Java's TreeSet equivalent in Python?

viksit picture viksit · Apr 26, 2010 · Viewed 27.3k times · Source

I recently came across some Java code that simply put some strings into a Java TreeSet, implemented a distance based comparator for it, and then made its merry way into the sunset to compute a given score to solve the given problem.

My questions,

  • Is there an equivalent data structure available for Python?

    • The Java treeset looks basically to be an ordered dictionary that can use a comparator of some sort to achieve this ordering.
  • I see there's a PEP for Py3K for an OrderedDict, but I'm using 2.6.x. There are a bunch of ordered dict implementations out there - anyone in particular that can be recommended?
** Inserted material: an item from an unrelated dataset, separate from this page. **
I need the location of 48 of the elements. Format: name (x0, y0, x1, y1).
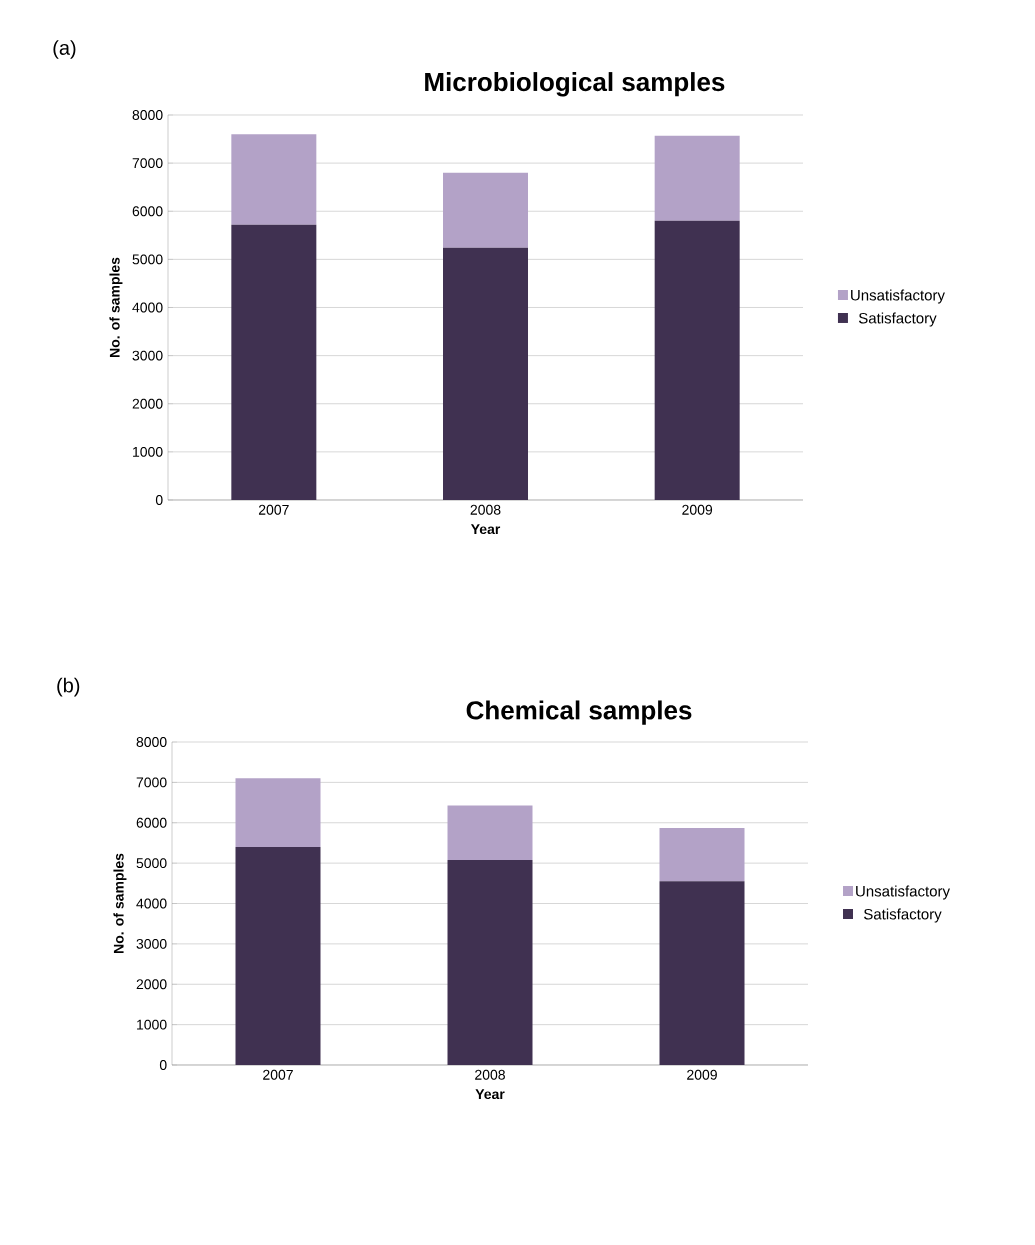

PS, Just to add - I could probably import DictMixin or UserDict and implement my own sorted/ordered dictionary, AND make it happen through a comparator function - but that seems to be overkill.

Thanks.


Update. Thanks for the answers. To elaborate a bit, lets say I've got a compare function thats defined like, (given a particular value ln),

def mycmp(x1, y1, ln):
  a = abs(x1-ln)
  b = abs(y1-ln)
  if a<b:
    return -1
  elif a>b:
    return 1
  else:
    return 0

I'm a bit unsure about how I'd integrate this into the ordering given in the ordered dict link given here...

Something like,

OrderedDict(sorted(d.items(), cmp=mycmp(len)))

Ideas would be welcome.

Answer

unutbu picture unutbu · Apr 26, 2010

The Python 2.7 docs for collections.OrderedDict has a link to a OrderedDict recipe that runs on Python 2.4 or better.

Edit: In regard to sorting: Use key= rather than cmp=. It tends to lead to faster code and moreover, the cmp= keyword has been eliminated in Python3.

d={5:6,7:8,100:101,1:2,3:4}
print(d.items())
# [(1, 2), (3, 4), (100, 101), (5, 6), (7, 8)]

The code you posted for mycmp doesn't make it clear what you want passed as x1. Below, I assume x1 is supposed to be the value in each key-value pair. If so, you could do something like this:

length=4
print(sorted(d.items(),key=lambda item: abs(item[1]-length) ))
# [(3, 4), (1, 2), (5, 6), (7, 8), (100, 101)]

key=... is passed a function, lambda item: abs(item[1]-length). For each item in d.items(), the lambda function returns the number abs(item[1]-length). This number acts as proxy for the item as far as sorting is concerned. See this essay for more information on sorting idioms in Python.

PS. len is a Python builtin function. So as to not clobber that len, I've changed the variable name to length.